- Interactive map of Anaikuttam Dam
- Country: india
- Location: Virudhunagar District, Tamil Nadu, India
- Purpose: Irrigation
- Opening date: 1989

Dam and spillways
- Type of dam: Earth fill dam
- Height (foundation): 9.5 meters
- Length: 2,940 m (9,650 ft)

= Anaikuttam Dam =

Dam in Tamil Nadu, India

Anaikuttam Dam is a dam situated in Tamil Nadu's Virudhunagar district. The dam is built on the Arjuna River. Anaikuttam Dam finished its construction in 1989. This remarkable structure has been a lifeline for the region, providing irrigation, clean energy, and drinking water to the communities it serves

== Capacity ==
Anaikuttam Dam is a significant engineering feat, characterized by its earthen construction. The dam stretches an impressive 2,940 meters in length and stands at a height of 9.5 meters, forming a reservoir that harnesses the flow of the Arjuna River. The design and construction of the dam are a testament to meticulous planning and execution, aimed at effectively managing water resources for the benefit of the region's inhabitants.

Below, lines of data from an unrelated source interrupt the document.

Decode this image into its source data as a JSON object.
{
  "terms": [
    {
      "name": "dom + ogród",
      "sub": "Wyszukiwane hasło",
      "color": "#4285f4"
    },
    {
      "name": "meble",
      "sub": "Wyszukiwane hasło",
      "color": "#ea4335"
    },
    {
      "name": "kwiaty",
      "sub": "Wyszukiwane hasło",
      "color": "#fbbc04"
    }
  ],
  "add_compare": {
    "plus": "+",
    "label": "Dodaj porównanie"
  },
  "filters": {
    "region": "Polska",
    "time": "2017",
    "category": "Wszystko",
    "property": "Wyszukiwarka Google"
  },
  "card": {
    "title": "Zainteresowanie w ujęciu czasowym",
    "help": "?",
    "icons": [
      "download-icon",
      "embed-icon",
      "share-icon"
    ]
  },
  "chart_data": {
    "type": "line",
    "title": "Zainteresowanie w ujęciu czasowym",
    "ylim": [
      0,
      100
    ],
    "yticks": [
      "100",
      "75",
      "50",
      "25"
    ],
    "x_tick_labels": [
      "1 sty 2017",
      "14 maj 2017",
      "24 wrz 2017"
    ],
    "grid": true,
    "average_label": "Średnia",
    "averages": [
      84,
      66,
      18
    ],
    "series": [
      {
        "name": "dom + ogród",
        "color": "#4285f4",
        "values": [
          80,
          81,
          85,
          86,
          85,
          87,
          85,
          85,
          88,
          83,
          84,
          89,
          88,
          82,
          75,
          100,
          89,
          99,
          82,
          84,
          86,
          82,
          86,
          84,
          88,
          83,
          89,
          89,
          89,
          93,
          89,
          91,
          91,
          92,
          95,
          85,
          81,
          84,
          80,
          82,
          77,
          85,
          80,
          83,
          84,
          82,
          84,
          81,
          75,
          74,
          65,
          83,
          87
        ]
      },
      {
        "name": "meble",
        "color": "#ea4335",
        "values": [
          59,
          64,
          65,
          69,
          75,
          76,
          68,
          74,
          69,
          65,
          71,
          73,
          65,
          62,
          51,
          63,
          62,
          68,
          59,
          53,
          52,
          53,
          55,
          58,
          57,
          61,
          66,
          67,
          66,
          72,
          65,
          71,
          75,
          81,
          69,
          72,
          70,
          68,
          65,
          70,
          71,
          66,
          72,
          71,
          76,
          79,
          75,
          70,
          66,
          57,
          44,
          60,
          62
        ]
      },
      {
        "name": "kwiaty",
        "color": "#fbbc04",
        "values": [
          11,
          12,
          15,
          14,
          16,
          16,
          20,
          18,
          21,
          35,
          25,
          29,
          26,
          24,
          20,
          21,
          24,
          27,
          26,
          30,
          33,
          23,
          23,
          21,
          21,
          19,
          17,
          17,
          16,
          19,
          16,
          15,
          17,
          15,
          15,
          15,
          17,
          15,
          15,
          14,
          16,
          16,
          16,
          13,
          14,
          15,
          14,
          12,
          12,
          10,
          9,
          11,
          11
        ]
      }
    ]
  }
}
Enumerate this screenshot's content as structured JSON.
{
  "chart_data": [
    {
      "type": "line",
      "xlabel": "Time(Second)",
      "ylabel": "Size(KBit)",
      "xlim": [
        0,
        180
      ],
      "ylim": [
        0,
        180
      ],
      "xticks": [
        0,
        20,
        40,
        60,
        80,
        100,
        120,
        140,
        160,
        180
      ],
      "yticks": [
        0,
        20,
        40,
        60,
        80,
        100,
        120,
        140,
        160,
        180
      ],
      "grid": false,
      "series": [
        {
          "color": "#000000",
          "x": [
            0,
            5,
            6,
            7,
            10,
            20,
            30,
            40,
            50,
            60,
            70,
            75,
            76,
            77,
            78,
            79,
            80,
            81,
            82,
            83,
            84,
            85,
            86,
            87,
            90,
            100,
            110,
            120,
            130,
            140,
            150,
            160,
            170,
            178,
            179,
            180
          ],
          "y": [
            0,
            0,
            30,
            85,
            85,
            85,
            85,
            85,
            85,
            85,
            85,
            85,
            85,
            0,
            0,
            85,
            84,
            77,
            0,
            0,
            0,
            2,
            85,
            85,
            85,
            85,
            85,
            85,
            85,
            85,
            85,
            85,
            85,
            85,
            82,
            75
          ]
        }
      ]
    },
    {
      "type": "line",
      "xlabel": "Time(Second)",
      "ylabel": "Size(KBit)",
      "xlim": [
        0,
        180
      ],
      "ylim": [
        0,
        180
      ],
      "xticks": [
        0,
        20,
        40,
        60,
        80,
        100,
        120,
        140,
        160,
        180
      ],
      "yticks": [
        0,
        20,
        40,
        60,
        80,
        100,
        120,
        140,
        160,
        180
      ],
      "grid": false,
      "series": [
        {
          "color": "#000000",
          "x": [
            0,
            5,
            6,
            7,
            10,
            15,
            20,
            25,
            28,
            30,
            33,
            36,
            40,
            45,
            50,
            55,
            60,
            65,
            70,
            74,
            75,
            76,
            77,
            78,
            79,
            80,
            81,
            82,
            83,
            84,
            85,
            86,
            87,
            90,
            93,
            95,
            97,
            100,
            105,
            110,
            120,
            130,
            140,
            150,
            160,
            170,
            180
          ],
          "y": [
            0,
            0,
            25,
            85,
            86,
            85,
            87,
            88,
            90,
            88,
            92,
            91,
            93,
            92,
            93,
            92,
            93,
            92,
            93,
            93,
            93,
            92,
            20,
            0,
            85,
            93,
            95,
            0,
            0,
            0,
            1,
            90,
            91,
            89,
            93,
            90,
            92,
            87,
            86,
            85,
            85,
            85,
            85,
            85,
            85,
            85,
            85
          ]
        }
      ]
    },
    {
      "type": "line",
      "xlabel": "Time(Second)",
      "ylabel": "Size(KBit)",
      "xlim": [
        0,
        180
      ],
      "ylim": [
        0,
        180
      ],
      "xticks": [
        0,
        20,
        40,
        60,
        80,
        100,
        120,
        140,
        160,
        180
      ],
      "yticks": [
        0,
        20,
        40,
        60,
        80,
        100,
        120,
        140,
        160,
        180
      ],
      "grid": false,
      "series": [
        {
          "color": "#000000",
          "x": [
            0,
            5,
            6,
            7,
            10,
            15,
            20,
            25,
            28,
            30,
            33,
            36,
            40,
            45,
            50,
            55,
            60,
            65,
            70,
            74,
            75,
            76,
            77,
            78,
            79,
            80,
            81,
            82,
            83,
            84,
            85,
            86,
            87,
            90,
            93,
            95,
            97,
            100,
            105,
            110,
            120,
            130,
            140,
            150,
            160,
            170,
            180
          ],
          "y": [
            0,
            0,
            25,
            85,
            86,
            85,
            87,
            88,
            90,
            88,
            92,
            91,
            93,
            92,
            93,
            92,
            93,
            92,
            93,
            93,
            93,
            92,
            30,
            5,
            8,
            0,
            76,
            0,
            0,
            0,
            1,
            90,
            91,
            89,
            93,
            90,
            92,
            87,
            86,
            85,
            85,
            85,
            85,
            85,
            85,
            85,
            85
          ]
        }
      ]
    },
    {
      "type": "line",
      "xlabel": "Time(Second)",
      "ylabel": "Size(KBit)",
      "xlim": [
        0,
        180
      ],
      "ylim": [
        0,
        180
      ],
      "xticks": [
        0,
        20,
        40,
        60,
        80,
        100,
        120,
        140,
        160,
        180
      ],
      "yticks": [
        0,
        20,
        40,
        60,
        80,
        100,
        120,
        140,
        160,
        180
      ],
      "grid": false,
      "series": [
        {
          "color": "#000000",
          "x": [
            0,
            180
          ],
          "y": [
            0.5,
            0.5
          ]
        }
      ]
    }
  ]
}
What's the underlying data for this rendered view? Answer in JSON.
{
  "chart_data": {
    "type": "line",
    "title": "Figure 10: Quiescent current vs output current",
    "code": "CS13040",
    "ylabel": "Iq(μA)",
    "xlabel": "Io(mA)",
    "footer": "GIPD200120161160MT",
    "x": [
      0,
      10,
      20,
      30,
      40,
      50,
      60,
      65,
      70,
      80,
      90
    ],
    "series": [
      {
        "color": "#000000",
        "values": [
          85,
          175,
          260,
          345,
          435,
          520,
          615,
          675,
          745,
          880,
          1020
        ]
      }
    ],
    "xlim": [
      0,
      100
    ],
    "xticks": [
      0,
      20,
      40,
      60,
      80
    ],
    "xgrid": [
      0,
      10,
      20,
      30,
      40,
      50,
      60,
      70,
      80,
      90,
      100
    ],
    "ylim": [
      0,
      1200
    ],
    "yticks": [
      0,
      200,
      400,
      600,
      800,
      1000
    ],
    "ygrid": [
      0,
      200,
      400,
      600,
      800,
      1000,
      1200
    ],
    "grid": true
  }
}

The dam provides drinking water to the Virudhunagar district. According to a news article published in 2020, the dam had the capacity to give 2 million litres of water to Virudhunagar every day.

== Challenges and accountability ==
While Anaikuttam Dam has brought numerous benefits, its journey has not been without challenges. In 2015, an investigation was launched against officials from the Public Works Department (PWD) due to alleged negligence in maintaining the dam. These accusations raised concerns about wastage of water and highlighted the need for responsible management and upkeep of vital infrastructure. Such incidents underscore the importance of effective governance and maintenance to ensure the long-term viability of such critical resources.